A straightforward histological staining technique for the microscopic analysis and identification of fungus is lactophenol cotton blue (LPCB) staining.
Table of Contents
- Principle of Lactophenol Cotton Blue (LPCB) Staining
- Reagents of Lactophenol Cotton Blue (LPCB) Staining
- Preparation of Lactophenol Cotton Blue solution
- Procedure of Lactophenol Cotton Blue (LPCB) Staining
- Results and Interpretation
- Limitations
- Applications
Principle of Lactophenol Cotton Blue (LPCB) Staining
The idea of the Lactophenol Cotton Blue (LPCB) Staining procedure is to make it easier to identify the fungal cell walls.
- Eukaryotic fungi have features on both the macroscopic and microscopic scales.
- The chitin that makes up the fungal spore cell wall is stained for identification by the lactophenol cotton blue solution's ingredients.
- The lactophenol cotton blue solution serves as both a mounting and staining solution.
- The mixture of three primary reagents, which is clear and blue in colour, goes towards making the solution.
- Phenol: It disinfects by eliminating all living things.
- Lactic Acid: To retain the fungus' structures, use lactic acid.
- Cotton Blue: To colour or stain the chitin on the fungal cell wall and other fungi structures, use cotton blue.
- The stain will give the fungus a blue look, emphasising the hyphae and fungal spores.
Reagents of Lactophenol Cotton Blue (LPCB) Staining
A mixture of 50 millilitres of lactophenol cotton blue staining solution consists of:
- Distilled water 50ml
- Cotton Blue (Aniline Blue) 0.125g
- Phenol Crystals (C6H5O4) 50g
- Glycerol 100ml
- Lactic acid (CH3CHOH COOH) 50ml
- 70% ethanol
You should prepare the lactophenol Cotton Blue solution at least two days in advance of using it.
Preparation of Lactophenol Cotton Blue solution
The reagents are allowed to dissolve and mature for more than two days while the lactophenol Cotton Blue solution is created.
- Day 1: Dissolve the cotton blue in distilled water, then let it sit for the night. Insoluble dye is eliminated in this.
- Day 2: In a glass beaker filled with lactic acid, add phenol crystals and mix with a magnetic stirrer until the crystals dissolve while wearing safety gloves.
- Include glycerol
- Mix the phenol, glycerol, and lactic acid solution after filtering the Cotton blue and the distilled water into it.
- Store in a warm environment.
Procedure of Lactophenol Cotton Blue (LPCB) Staining
- Add a drop of 70% ethanol on a clear microscopic glass slide.

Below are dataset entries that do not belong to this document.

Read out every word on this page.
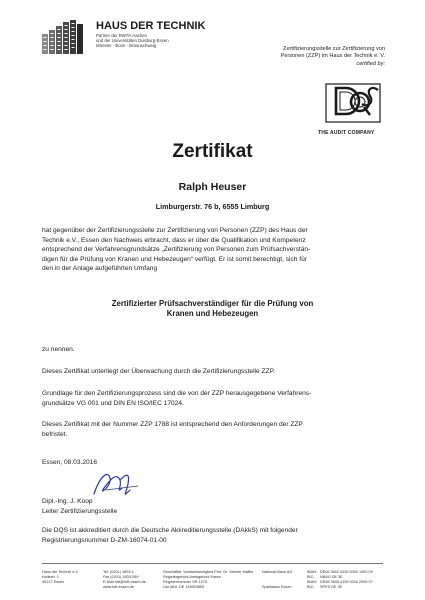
HAUS DER TECHNIK
Partner der RWTH Aachen
und der Universitäten Duisburg-Essen
Münster · Bonn · Braunschweig
Zertifizierungsstelle zur Zertifizierung von
Personen (ZZP) im Haus der Technik e. V.
certified by:
THE AUDIT COMPANY
Zertifikat
Ralph Heuser
Limburgerstr. 76 b, 6555 Limburg
hat gegenüber der Zertifizierungsstelle zur Zertifizierung von Personen (ZZP) des Haus der
Technik e.V., Essen den Nachweis erbracht, dass er über die Qualifikation und Kompetenz
entsprechend der Verfahrensgrundsätze „Zertifizierung von Personen zum Prüfsachverstän-
digen für die Prüfung von Kranen und Hebezeugen“ verfügt. Er ist somit berechtigt, sich für
den in der Anlage aufgeführten Umfang
Zertifizierter Prüfsachverständiger für die Prüfung von
Kranen und Hebezeugen
zu nennen.
Dieses Zertifikat unterliegt der Überwachung durch die Zertifizierungsstelle ZZP.
Grundlage für den Zertifizierungsprozess sind die von der ZZP herausgegebene Verfahrens-
grundsätze VG 001 und DIN EN ISO/IEC 17024.
Dieses Zertifikat mit der Nummer ZZP 1788 ist entsprechend den Anforderungen der ZZP
befristet.
Essen, 08.03.2016
Dipl.-Ing. J. Koop
Leiter Zertifizierungsstelle
Die DQS ist akkreditiert durch die Deutsche Akkreditierungsstelle (DAkkS) mit folgender
Registrierungsnummer D-ZM-16074-01-00
Haus der Technik e.V.
Hollestr. 1
45127 Essen
Tel. (0201) 1803-1
Fax (0201) 1803-269
E-Mail hdt@hdt-essen.de
www.hdt-essen.de
Geschäftsf. Vorstandsmitglied Prof. Dr. Werner Kaffke
Registergericht Amtsgericht Essen
Registernummer VR 1475
Ust-IdNr. DE 119653853
National-Bank AG

Sparkasse Essen
IBAN:
BIC:
IBAN:
BIC:
DE06 3602 0030 0000 1450 09
NBAG DE 3E
DE98 3605 0105 0000 2090 07
SPES DE 3E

- Depending on the sample being used, add the fungal specimen to the drop of alcohol using a sterile mounter such an inoculation loop (from solid medium).
- To make sure the fungus sample mixes properly with the alcohol, tease it with a needle mounter.
- Add one or two drops of the above-prepared Lactophenol Cotton Blue Solution using a dropper or pipette before the ethanol dries up.
- Apply a clean, sterile coverslip to the stain with care, being careful not to introduce air bubbles.
- Look closely at the stain under a 40X microscope to look for fungal spores and other fungal structures.
Results and Interpretation
The backdrop has a light blue colour, while the hyphae, fruiting structures, and fungal spores are all blue in colour.
For instance,
- The hyphae and fruiting structures of Aspergillus niger have a delicate blue stain with a light blue background.
- The hyphae and fruiting structures of Trichophyton mentagrophytes are likewise stained a delicate blue with a light blue background.
Limitations
- It can only be used as a preliminary way of fungal identification that should be followed up with further diagnostic tools like biochemical and culture analysis.
- The solution itself should be utilised before it expires as well as all of its component parts.
- The remedy could alter the fungi's original shape.
- The stain cannot be utilised to distinguish between immature vegetative forms of fungus and adult mushrooms and their structures.
- The stain cannot be kept for an extended amount of time.
Applications
- used to identify samples thought to contain fungi.
- Identification of fungi and their general structures.